0 Responses to “Will new antibiotic Teixobactin save us all? Umm, not quite.”

  • Am I right in assuming that Teixobactin is the first genuinely new antibiotic discovered in the last 30 years? If so, that’s reason to celebrate in itself.

  • I think this is really exciting news! Just 2 comments.

    1. the original penicillin also works on Gram-positives only, as it can’t penetrate the outer membrane of Gram-negatives. However, semi-synthetic derivatives, such as ampicillin can and there might be a possibility to modify teixobactin accordingly.

    2. I think the data on lack of resistance are convincing. Bacteria probably won’t accumulate point mutations that make them resistant. However, there are probably already resistance genes in other soil bacteria that could spread into a different environment (hospital?). And this is most likely going to happen if teixobactin is used as carelessly as other antibiotics.

  • It’s a new class of antibiotics, there are around 20 classes. First class was penicillin in 1928, last class was Lipopeptides in 1987.

    Interesting to track class discovery by decade.
    1920s (1), 1930s (1), 1940s (5), 1950s (5), 1960s (3), 1970s (4), 1980s (1).

    There are charts on the Internet that identify discovery date of each class.

  • Bruce wrote
    “… First class was penicillin in 1928, last class was Lipopeptides in 1987.”

    Wow, so first new class in over 25 years, quite an achievement.

  • Trivia question – does anyone know which antibiotic was discovered from a soil sample from Easter Island?

  • Rapamycin ( aka Sirolimus or Rapamune ) was discovered from a Easter Island ( aka Rapa Nui ) soil sample. It was discovered to be an antifungal agent, but can’t be used for that application because the molecule also has a very strong immunosuppressive effect, which would harm patients with fungal infections. IIRC, the main medical use today is for controlling organ rejection by its immunosuppression action.

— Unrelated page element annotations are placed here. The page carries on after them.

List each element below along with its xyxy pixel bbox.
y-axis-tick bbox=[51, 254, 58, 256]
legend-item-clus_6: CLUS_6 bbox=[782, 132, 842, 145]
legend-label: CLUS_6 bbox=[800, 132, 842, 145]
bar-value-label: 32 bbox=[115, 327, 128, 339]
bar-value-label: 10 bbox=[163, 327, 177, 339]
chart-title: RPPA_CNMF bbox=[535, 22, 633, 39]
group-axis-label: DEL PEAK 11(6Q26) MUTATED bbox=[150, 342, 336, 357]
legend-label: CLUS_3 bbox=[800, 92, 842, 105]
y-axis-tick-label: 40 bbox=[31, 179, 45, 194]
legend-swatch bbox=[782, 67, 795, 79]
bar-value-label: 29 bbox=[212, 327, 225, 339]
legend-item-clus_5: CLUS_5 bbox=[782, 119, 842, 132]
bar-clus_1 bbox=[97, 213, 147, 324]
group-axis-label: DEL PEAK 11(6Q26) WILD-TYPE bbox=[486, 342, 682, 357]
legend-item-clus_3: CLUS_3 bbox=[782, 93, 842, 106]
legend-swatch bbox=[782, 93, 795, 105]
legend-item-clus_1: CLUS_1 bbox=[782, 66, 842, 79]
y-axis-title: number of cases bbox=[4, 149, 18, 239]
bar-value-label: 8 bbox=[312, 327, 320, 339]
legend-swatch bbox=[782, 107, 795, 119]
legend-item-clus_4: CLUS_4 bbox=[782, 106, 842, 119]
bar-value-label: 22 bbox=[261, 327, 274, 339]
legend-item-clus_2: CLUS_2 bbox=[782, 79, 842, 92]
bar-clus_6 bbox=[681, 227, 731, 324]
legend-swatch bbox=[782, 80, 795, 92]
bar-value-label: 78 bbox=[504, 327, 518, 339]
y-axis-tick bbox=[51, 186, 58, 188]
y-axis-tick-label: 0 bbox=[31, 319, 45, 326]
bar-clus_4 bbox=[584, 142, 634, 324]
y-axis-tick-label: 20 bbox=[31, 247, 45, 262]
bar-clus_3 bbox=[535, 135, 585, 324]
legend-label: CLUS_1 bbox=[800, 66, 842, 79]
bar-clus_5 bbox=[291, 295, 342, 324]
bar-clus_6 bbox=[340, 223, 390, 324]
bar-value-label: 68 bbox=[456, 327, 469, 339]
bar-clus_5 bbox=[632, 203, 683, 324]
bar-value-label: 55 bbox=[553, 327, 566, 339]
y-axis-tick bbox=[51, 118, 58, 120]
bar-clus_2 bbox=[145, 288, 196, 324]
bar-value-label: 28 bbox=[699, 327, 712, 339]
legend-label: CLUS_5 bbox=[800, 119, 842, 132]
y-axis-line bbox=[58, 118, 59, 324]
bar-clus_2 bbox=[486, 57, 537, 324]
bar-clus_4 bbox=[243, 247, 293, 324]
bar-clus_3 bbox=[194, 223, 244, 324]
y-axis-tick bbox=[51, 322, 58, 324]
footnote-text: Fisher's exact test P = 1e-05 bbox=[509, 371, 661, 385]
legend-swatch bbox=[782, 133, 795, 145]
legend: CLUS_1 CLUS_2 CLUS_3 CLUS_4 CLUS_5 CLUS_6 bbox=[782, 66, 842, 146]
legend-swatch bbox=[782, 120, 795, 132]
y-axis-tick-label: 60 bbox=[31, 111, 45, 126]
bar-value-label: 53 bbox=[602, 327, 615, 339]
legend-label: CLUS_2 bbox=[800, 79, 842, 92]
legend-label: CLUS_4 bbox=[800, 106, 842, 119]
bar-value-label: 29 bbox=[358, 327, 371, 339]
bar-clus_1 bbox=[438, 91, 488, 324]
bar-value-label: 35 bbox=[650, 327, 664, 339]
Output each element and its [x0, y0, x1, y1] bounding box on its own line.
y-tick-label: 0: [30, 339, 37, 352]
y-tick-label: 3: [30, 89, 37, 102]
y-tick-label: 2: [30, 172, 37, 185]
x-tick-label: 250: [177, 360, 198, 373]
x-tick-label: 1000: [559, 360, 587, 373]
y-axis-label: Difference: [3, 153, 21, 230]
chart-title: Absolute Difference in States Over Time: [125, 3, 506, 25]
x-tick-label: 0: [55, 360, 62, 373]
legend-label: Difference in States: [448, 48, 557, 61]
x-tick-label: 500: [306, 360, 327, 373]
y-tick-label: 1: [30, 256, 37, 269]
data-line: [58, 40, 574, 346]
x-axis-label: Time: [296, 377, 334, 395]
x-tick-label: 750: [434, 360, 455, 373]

    Industrial Research Limited used to produce significant quantities of Rapamycin in their 1000 litre Lower Hutt fermenters for overseas clients research actities during the 1990s. The common immunosuppressive applications were being protected by Wyeth, but chemical analogs didn’t have the immunosuppressive effect and were potential antifungal agents. I’m not sure if any analogs managed to pass through the FDA process.